Speed up checks that rely on string parsing by not building intermediate binaries
This speeds up the replace_with_spaces functions in the modules that do string parsing to remove certain types of code. On our 3500 file codebase at Jump, any check that relies on these functions is about an order of magnitude slower than checks that operate solely on the AST (they take seconds rather than hundreds of milliseconds), so improving the speed of this string parsing provides a good return.
All told, on our codebase these changes speed up the SpaceInParentheses check by 1.032 seconds on average (27% improvement; 95% confidence interval .963-1.102 sec) and SpaceAfterCommas check by 1.128 ms on average (39.5% improvement; 95% confidence interval 1.082-1.174 sec).

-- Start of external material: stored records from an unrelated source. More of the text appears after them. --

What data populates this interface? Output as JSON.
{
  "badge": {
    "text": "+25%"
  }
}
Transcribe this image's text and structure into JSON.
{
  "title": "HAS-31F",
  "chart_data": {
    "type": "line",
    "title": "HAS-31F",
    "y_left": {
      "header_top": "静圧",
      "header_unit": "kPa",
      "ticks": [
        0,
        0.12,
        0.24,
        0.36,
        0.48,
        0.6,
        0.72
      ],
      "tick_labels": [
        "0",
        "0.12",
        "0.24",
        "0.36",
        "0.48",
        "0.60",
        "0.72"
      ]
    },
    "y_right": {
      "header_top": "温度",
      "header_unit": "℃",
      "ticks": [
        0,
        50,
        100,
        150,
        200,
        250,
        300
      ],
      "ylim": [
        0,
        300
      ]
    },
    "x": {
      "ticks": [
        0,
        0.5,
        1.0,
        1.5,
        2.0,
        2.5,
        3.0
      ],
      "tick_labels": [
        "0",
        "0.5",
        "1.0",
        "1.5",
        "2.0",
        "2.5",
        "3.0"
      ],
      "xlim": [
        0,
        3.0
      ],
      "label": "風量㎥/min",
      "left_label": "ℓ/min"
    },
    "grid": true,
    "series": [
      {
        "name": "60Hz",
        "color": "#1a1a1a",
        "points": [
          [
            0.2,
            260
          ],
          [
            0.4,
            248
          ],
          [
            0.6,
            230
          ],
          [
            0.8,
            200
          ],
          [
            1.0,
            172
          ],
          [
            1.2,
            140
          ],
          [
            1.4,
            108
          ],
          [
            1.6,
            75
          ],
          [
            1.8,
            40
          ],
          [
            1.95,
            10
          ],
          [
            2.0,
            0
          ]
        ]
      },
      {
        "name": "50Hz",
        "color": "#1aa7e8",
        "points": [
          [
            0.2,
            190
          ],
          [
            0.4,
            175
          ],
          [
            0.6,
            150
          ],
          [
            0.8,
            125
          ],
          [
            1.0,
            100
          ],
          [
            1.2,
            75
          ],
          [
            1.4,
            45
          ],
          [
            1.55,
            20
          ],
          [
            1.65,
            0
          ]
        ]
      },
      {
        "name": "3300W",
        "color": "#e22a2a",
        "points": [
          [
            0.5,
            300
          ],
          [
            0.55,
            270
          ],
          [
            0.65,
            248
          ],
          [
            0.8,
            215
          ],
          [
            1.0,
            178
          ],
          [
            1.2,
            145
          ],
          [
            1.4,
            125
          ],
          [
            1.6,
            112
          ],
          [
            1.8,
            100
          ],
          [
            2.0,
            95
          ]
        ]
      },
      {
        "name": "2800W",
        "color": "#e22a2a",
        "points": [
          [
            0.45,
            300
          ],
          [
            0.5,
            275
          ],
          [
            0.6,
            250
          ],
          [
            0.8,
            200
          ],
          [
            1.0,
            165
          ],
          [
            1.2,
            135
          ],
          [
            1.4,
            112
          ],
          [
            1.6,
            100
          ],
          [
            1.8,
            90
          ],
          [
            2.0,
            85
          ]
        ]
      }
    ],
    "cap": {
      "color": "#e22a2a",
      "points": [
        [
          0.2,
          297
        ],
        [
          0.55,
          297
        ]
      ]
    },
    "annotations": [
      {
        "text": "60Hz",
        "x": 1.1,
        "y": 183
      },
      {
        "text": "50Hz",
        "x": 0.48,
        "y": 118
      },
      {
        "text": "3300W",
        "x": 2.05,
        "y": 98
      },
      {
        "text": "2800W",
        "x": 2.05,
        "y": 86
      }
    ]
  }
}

Raw data on 20 runs comparing the changed version to master: comparison.csv
I am in favor of this and have no problems with the slight change in handling heredocs.
One thing that worries me: I tested this on a couple of small projects (~300 files) and it gets around 10% slower with these changes.
I am wondering if this is due to my setup or if we have an explanation for this? Maybe I can pin point which checks are getting slower.
@rrrene Interesting! Here's the patch I've been using the profile the runtimes of individual checks. I wonder if this is a pessimization on a check I'm not using. 🤔
This looks good. I will merge it before the "x-mas release" 👍